There are some other kinds that open into flower later. The yellow meadow rue has lemon-yellow flowers, held more in clumps than the fluffy candyfloss look of the early summer kind. Later in summer, the very beautiful Chinese meadow rue, Thalictrum delavayi, comes into flower in shades of light purple or white. This species is a bit taller and very elegant. It has fewer filaments in each flower making them more airy in appearance, not as much of a candyfloss look.

Thalictrums are easy to grow. They are natural moist meadow plants and like moist soil, not wet or waterlogged, and plenty of organic material in the soil. They are hardy, not damaged by frost. Best results are achieved if the plants are lifted, divided and replanted every few years, but good feeding with organic material will also help to increase the size of the fluffy flowers.

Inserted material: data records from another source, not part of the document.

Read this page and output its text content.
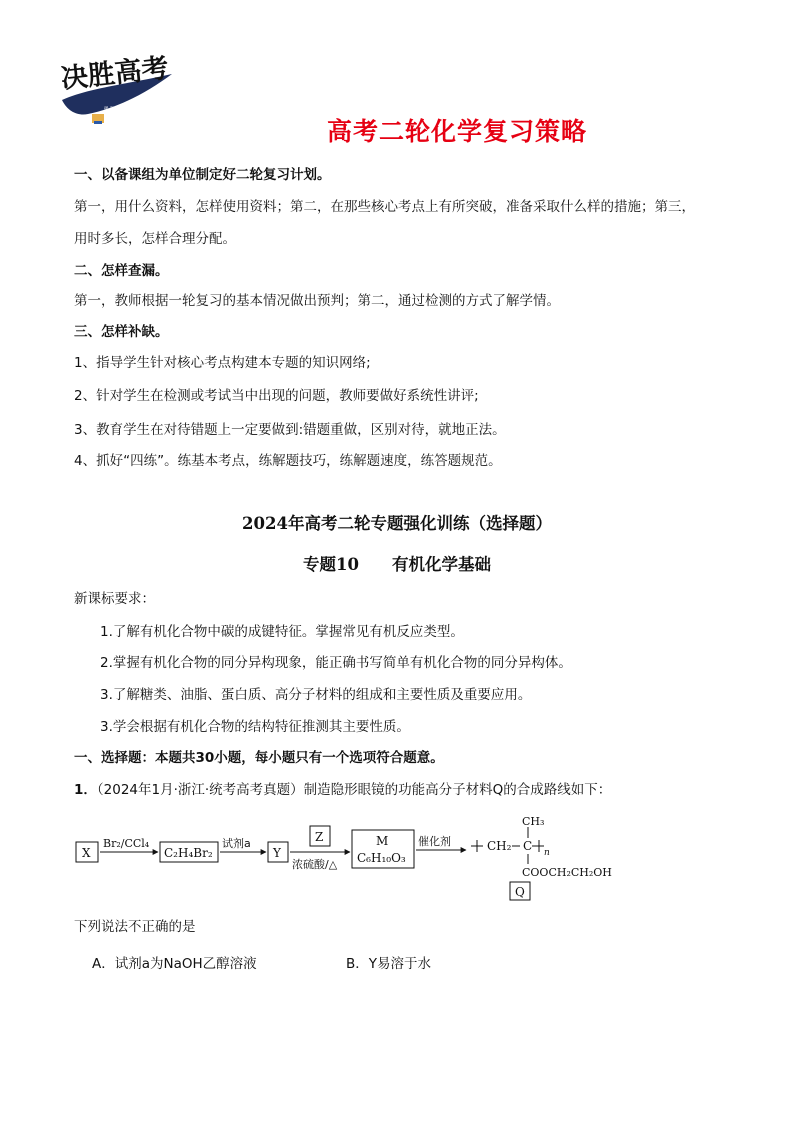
决胜高考
揭 秘 考 题 · 掌 握 方 法
高考二轮化学复习策略
一、以备课组为单位制定好二轮复习计划。
第一，用什么资料，怎样使用资料；第二，在那些核心考点上有所突破，准备采取什么样的措施；第三，
用时多长，怎样合理分配。
二、怎样查漏。
第一，教师根据一轮复习的基本情况做出预判；第二，通过检测的方式了解学情。
三、怎样补缺。
1、指导学生针对核心考点构建本专题的知识网络;
2、针对学生在检测或考试当中出现的问题，教师要做好系统性讲评;
3、教育学生在对待错题上一定要做到:错题重做，区别对待，就地正法。
4、抓好“四练”。练基本考点，练解题技巧，练解题速度，练答题规范。
2024年高考二轮专题强化训练（选择题）
专题10　　有机化学基础
新课标要求：
1.了解有机化合物中碳的成键特征。掌握常见有机反应类型。
2.掌握有机化合物的同分异构现象，能正确书写简单有机化合物的同分异构体。
3.了解糖类、油脂、蛋白质、高分子材料的组成和主要性质及重要应用。
3.学会根据有机化合物的结构特征推测其主要性质。
一、选择题：本题共30小题，每小题只有一个选项符合题意。
1．（2024年1月·浙江·统考高考真题）制造隐形眼镜的功能高分子材料Q的合成路线如下：
X
Br₂/CCl₄
C₂H₄Br₂
试剂a
Y
Z
浓硫酸/△
M
C₆H₁₀O₃
催化剂	CH₂ C n
CH₃
COOCH₂CH₂OH
Q
下列说法不正确的是
A．试剂a为NaOH乙醇溶液	B．Y易溶于水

Help! My viburnum is turning yellow!

Q "I planted a healthy Viburnum rhytidophyllum one month ago and its leaves are turning yellow. No frost since planting, acid clay soil. I put plenty of my own compost and an appropriate quantity of blood, fish and bone in the planting hole and watered well. Mulched with my own compost and watered when needed." W Cunningham, Donegal

A Young plants are often soft when new from the nursery and can show signs of stress while they adapt to their new conditions. It is likely to grow away fine if the ground is not wet, which causes root-rot disease. Allow the soil to dry a little between waterings to encourage root growth.